Revealed: The staggering numbers trapped in social care debt

One week they praise the generation of D-Day, the next they take away the homes of our elderly.

This week GMB, the union for social care workers, received responses from a Freedom of Information request we sent to every local authority in Great Britain with responsibility for social care. The results highlight a national scandal.

At least 130,000 people are trapped in social care debt, with more than 93,000 people facing debt management proceedings as a result of their social care debt. 1,700 are facing legal action. It’s no surprise: our care system is in crisis.

The last decade has seen a chronic under-funding of the NHS, local authorities and the social care sector, and in truth for the sector to survive that money will have to come from somewhere.

It’s also no surprise that the Tories, who in the same week punitively took away the TV licences from the over 75’s, decided that these people should also give up their houses to pay for their senior living.

One week they praise the generation of D-Day, the next they take away the homes of our elderly.

Let’s not forget that above the cost that the local authorities, NHS and Care providers are chasing from 93,000 people, there’s also the costs that they are paying to debt collectors. And that’s before we look at the numbers from 1,700 legal claims.

All this money should have been poured into providing high quality care to the most vulnerable in our society.

This can’t go on. Under the last Labour government, pensioner poverty was slashed hugely and the Labour movement will not let that achievement will be reversed.

In February, GMB were proud to have helped launch an All Party Parliamentary Group on Social Care to look at the care system, funding and state of staffing in the sector. Our care system is in crisis, and we will need radical solutions looking at both the provision as well as finding adequate funding to pay for care so that we never again find ourselves passing the burden of payment onto those who can least afford to pay it.

There are some big changes already afoot across the UK. In Wales, social care is becoming professionalised through the social care Wales registration process, where carers receive the necessary skills and qualifications required to care for the most vulnerable in the society.

Welsh Government are recognising that social care is a sector, not an industry, and early discussions indicate we’re likely to get to place where terms and condition fall under sectoral bargaining. This will provide stability for the workforce and genuine care providers who want to make social care about people and not profit.

The APPG which GMB helped set up will look at these reforms as well as many others and we’re confident that it will build the foundations of a social care system for the 21stcentury.

We’re ready to fight for the generation who rebuilt this country, just like our members who work with them every day.
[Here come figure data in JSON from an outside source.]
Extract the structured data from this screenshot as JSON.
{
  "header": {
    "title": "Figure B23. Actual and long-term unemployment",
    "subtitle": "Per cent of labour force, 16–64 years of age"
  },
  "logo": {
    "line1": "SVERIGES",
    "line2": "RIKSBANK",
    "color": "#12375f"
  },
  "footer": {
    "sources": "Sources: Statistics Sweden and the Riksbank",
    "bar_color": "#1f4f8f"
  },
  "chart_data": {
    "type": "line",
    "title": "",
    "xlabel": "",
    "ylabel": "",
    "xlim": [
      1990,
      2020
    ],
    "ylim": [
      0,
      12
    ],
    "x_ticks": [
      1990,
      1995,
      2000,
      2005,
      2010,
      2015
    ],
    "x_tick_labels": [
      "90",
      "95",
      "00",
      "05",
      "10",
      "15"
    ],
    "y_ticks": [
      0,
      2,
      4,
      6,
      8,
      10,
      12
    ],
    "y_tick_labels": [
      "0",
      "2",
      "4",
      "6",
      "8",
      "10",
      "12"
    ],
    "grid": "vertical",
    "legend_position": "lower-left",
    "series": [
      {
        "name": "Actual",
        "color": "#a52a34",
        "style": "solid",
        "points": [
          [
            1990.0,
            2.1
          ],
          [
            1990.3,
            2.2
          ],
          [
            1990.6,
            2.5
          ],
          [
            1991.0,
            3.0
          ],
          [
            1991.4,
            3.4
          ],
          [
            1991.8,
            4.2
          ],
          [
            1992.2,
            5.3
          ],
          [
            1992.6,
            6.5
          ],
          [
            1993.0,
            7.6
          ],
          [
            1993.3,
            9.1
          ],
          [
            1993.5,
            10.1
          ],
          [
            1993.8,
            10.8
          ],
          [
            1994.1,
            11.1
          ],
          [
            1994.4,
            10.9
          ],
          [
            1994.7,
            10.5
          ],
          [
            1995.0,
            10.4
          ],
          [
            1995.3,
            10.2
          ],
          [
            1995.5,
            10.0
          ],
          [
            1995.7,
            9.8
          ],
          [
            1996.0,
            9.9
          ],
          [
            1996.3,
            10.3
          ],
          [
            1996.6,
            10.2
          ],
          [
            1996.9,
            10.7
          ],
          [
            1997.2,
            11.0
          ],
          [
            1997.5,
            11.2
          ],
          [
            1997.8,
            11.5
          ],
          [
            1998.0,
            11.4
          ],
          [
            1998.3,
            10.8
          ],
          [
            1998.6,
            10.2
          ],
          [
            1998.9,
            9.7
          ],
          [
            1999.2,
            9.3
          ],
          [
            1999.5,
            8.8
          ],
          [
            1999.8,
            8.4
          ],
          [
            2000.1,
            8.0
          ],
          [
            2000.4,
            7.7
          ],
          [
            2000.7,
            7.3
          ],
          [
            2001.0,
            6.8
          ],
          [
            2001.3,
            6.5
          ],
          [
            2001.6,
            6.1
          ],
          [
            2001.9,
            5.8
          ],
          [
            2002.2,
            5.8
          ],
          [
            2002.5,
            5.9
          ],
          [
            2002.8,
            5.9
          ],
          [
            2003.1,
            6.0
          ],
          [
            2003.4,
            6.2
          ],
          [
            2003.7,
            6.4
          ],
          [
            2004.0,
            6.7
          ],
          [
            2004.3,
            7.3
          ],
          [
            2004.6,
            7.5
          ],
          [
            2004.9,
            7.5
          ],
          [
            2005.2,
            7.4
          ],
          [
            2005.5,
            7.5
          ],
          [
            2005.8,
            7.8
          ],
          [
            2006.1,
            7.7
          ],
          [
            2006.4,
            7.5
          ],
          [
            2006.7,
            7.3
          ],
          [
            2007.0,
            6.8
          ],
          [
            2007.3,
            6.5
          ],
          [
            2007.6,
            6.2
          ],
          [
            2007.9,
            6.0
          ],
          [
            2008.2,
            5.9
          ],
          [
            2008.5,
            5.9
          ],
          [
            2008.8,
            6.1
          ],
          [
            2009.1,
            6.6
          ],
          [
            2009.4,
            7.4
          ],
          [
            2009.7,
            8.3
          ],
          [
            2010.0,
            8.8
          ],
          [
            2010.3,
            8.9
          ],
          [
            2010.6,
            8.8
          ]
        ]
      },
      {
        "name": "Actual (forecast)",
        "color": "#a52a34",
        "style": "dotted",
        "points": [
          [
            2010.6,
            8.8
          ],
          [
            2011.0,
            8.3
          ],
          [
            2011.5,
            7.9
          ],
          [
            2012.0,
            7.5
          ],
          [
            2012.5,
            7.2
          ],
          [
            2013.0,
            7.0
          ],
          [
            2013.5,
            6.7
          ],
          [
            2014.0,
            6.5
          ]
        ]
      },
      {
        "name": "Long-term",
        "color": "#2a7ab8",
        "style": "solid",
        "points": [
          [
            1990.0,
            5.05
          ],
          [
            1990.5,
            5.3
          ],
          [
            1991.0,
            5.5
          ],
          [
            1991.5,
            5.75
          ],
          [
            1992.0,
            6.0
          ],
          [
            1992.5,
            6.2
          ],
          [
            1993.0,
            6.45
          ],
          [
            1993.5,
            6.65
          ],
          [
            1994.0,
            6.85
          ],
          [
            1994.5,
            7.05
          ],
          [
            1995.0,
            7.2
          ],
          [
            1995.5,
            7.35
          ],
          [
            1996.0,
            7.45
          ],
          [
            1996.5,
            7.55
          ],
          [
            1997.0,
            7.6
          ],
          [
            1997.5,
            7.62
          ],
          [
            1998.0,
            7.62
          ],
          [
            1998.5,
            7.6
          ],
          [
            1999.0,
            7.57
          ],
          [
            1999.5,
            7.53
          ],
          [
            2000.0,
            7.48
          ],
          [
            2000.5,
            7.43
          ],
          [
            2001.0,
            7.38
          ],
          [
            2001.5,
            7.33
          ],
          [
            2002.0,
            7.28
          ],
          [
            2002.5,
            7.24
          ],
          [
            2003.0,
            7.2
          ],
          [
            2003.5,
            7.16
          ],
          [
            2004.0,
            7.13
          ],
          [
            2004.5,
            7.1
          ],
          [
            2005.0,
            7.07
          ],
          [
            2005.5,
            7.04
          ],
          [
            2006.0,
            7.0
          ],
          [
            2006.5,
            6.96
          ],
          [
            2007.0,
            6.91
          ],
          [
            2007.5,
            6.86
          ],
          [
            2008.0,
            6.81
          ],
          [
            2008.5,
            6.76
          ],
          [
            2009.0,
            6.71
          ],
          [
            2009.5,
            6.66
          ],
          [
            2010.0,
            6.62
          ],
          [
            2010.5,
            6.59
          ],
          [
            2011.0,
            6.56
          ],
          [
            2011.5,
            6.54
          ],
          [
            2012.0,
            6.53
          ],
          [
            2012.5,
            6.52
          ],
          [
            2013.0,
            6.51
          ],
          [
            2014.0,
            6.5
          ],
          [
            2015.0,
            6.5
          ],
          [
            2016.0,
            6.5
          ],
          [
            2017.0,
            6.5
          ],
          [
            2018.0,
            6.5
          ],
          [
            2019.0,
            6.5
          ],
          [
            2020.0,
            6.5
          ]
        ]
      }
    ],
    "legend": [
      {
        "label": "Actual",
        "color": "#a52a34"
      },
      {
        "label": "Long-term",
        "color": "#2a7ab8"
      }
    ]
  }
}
Radical change is coming, and just like the last 130 years, GMB members will be right at its very heart. 

Kelly Andrews is the GMB union’s Lead Care Officer. 

5 Responses to “Revealed: The staggering numbers trapped in social care debt”

  1. Tom Sacold

    We all know what’s needed. It was set out in the Dilnot Report back in 2011. The results of that report are still valid. We just need the monetary items adjusted for inflation and a Government with the balls to put it into action.

  2. jonathan.bagley

    I agree with Tom. The problem is that once people stop enjoying life and it becomes more expensive, they don’t think they should be responsible for funding it. And children view their parents’ assets as their own. The rejection of Dilnot’s idea of buying off the risk illustrates this.

  3. Tina Moran

    Thanks for sharing this informative and helpful article

  4. Beth Logan

    Great blog! Kudos Kelly 🙂

  5. Patrick Newman

    This is another source of threats to the viability of social care providers who can ill-afford resources to recover debt much of which will have to be sold off or written off. Still no sign of the Green Paper promised by May during the 2017 election (the infamous “nothing has changed” farce). Good riddance but it is difficult to see the next PM taking much interest when they will have to manage the inevitable no deal Brexit crisis.